INDONESIANS expressed concern over the security of their personal medical data today after the president’s coronavirus vaccine certificate was leaked and a large test app also appeared compromised.

Indonesia has a weak cyber-security record, with poor online literacy and frequent leaks previously.

Joko Widodo’s vaccine certificate – which circulated online, showing his censored ID number and vaccination times – was leaked by users who found his data on official vaccine-monitoring app PeduliLindungi, the government said.

“Certain people have accessed the vaccine certificate of Joko Widodo by using a vaccine check feature available in Pedulilindungi,” an official statement said.

Jakarta-based Ageng Wibowo, 39, said the leak made him nervous and called for tougher cyber security laws.

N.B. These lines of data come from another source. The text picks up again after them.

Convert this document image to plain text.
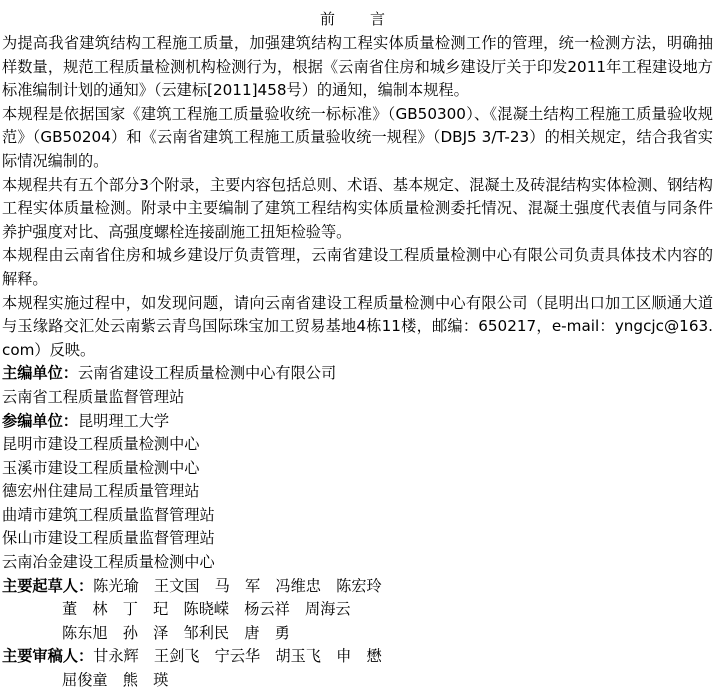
前　言

为提高我省建筑结构工程施工质量，加强建筑结构工程实体质量检测工作的管理，统一检测方法，明确抽样数量，规范工程质量检测机构检测行为，根据《云南省住房和城乡建设厅关于印发2011年工程建设地方标准编制计划的通知》（云建标[2011]458号）的通知，编制本规程。

本规程是依据国家《建筑工程施工质量验收统一标标准》（GB50300）、《混凝土结构工程施工质量验收规范》（GB50204）和《云南省建筑工程施工质量验收统一规程》（DBJ5 3/T-23）的相关规定，结合我省实际情况编制的。

本规程共有五个部分3个附录，主要内容包括总则、术语、基本规定、混凝土及砖混结构实体检测、钢结构工程实体质量检测。附录中主要编制了建筑工程结构实体质量检测委托情况、混凝土强度代表值与同条件养护强度对比、高强度螺栓连接副施工扭矩检验等。

本规程由云南省住房和城乡建设厅负责管理，云南省建设工程质量检测中心有限公司负责具体技术内容的解释。

本规程实施过程中，如发现问题，请向云南省建设工程质量检测中心有限公司（昆明出口加工区顺通大道与玉缘路交汇处云南紫云青鸟国际珠宝加工贸易基地4栋11楼，邮编：650217，e-mail：yngcjc@163.com）反映。

主编单位：云南省建设工程质量检测中心有限公司
云南省工程质量监督管理站
参编单位：昆明理工大学
昆明市建设工程质量检测中心
玉溪市建设工程质量检测中心
德宏州住建局工程质量管理站
曲靖市建筑工程质量监督管理站
保山市建设工程质量监督管理站
云南冶金建设工程质量检测中心
主要起草人：陈光瑜　王文国　马　军　冯维忠　陈宏玲
董　林　丁　玘　陈晓嵘　杨云祥　周海云
陈东旭　孙　泽　邹利民　唐　勇
主要审稿人：甘永辉　王剑飞　宁云华　胡玉飞　申　懋
屈俊童　熊　瑛
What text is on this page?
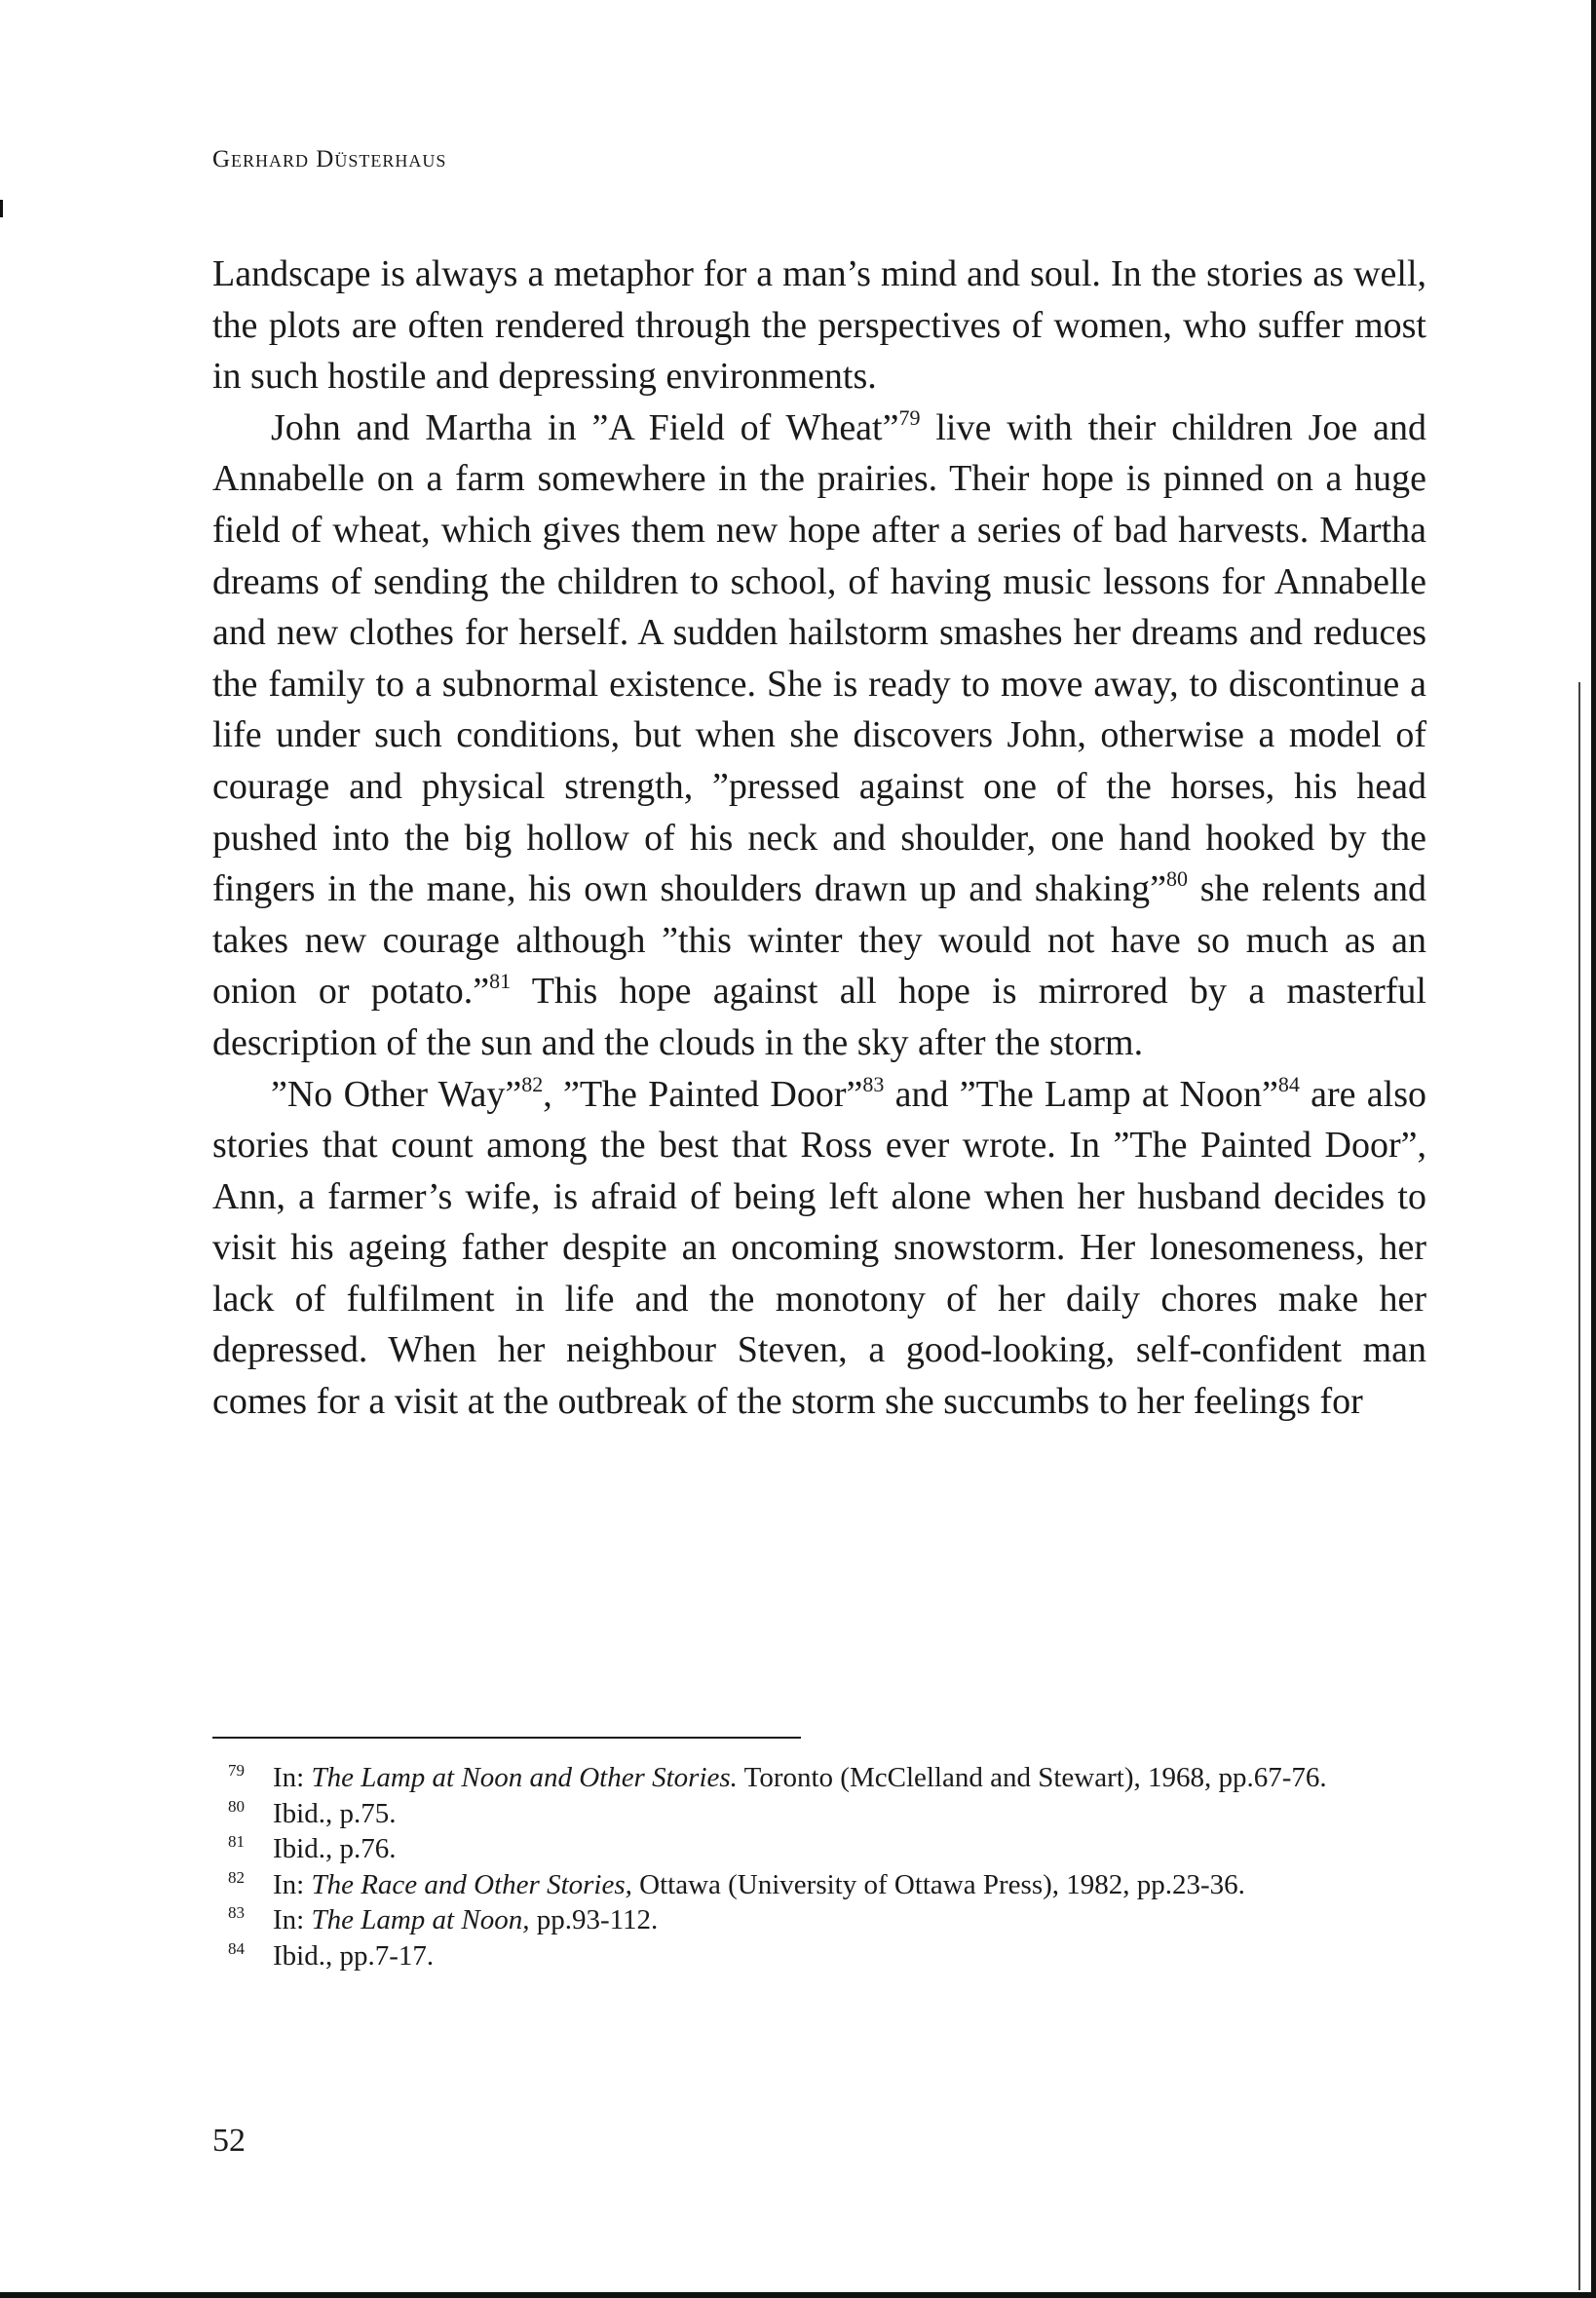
Gerhard Düsterhaus

Landscape is always a metaphor for a man’s mind and soul. In the stories as well, the plots are often rendered through the perspectives of women, who suffer most in such hostile and depressing environments.

John and Martha in ”A Field of Wheat”$^{79}$ live with their children Joe and Annabelle on a farm somewhere in the prairies. Their hope is pinned on a huge field of wheat, which gives them new hope after a series of bad harvests. Martha dreams of sending the children to school, of having music lessons for Annabelle and new clothes for herself. A sudden hailstorm smashes her dreams and reduces the family to a subnormal existence. She is ready to move away, to discontinue a life under such conditions, but when she discovers John, otherwise a model of courage and physical strength, ”pressed against one of the horses, his head pushed into the big hollow of his neck and shoulder, one hand hooked by the fingers in the mane, his own shoulders drawn up and shaking”$^{80}$ she relents and takes new courage although ”this winter they would not have so much as an onion or potato.”$^{81}$ This hope against all hope is mirrored by a masterful description of the sun and the clouds in the sky after the storm.

”No Other Way”$^{82}$, ”The Painted Door”$^{83}$ and ”The Lamp at Noon”$^{84}$ are also stories that count among the best that Ross ever wrote. In ”The Painted Door”, Ann, a farmer’s wife, is afraid of being left alone when her husband decides to visit his ageing father despite an oncoming snowstorm. Her lonesomeness, her lack of fulfilment in life and the monotony of her daily chores make her depressed. When her neighbour Steven, a good-looking, self-confident man comes for a visit at the outbreak of the storm she succumbs to her feelings for

79 In: The Lamp at Noon and Other Stories. Toronto (McClelland and Stewart), 1968, pp.67-76.

80 Ibid., p.75.

81 Ibid., p.76.

82 In: The Race and Other Stories, Ottawa (University of Ottawa Press), 1982, pp.23-36.

83 In: The Lamp at Noon, pp.93-112.

84 Ibid., pp.7-17.

52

“If a president can have his data leaked, what about me who is just a regular person?”

However, Communication and Information Ministry officials deflected blame and said Widodo’s data was accessed via the General Commission of Elections website.

Health minister Budi Gunadi Sadikin said authorities have blocked access to public officials’ data following the breach.

Officials added they were working to improve PeduliLindungi users’ data security.

The leak comes only days after researchers of encryption provider vpnMentor revealed the data of 1.3 million users of a government test-and-trace app had been compromised.

The researchers said among the information leaked were passengers’ data and Covid-19 test results.

“Data breaches happen more frequently in Indonesia because of the very high digital penetration in Indonesia which unfortunately is not followed by proper digital awareness from those who are managing the data,” said cyber-security analyst Alfons Tanujaya in Jakarta.

People also expressed their anger online, with one user tweeting: “How many more big cases do we need to show that the IT and data management in our country is a failure?”

In May, the data of more than 200 million participants of the National Health Care and Social Security Agency (BPJS Kesehatan) was allegedly leaked by hackers. – AFP, September 4, 2021.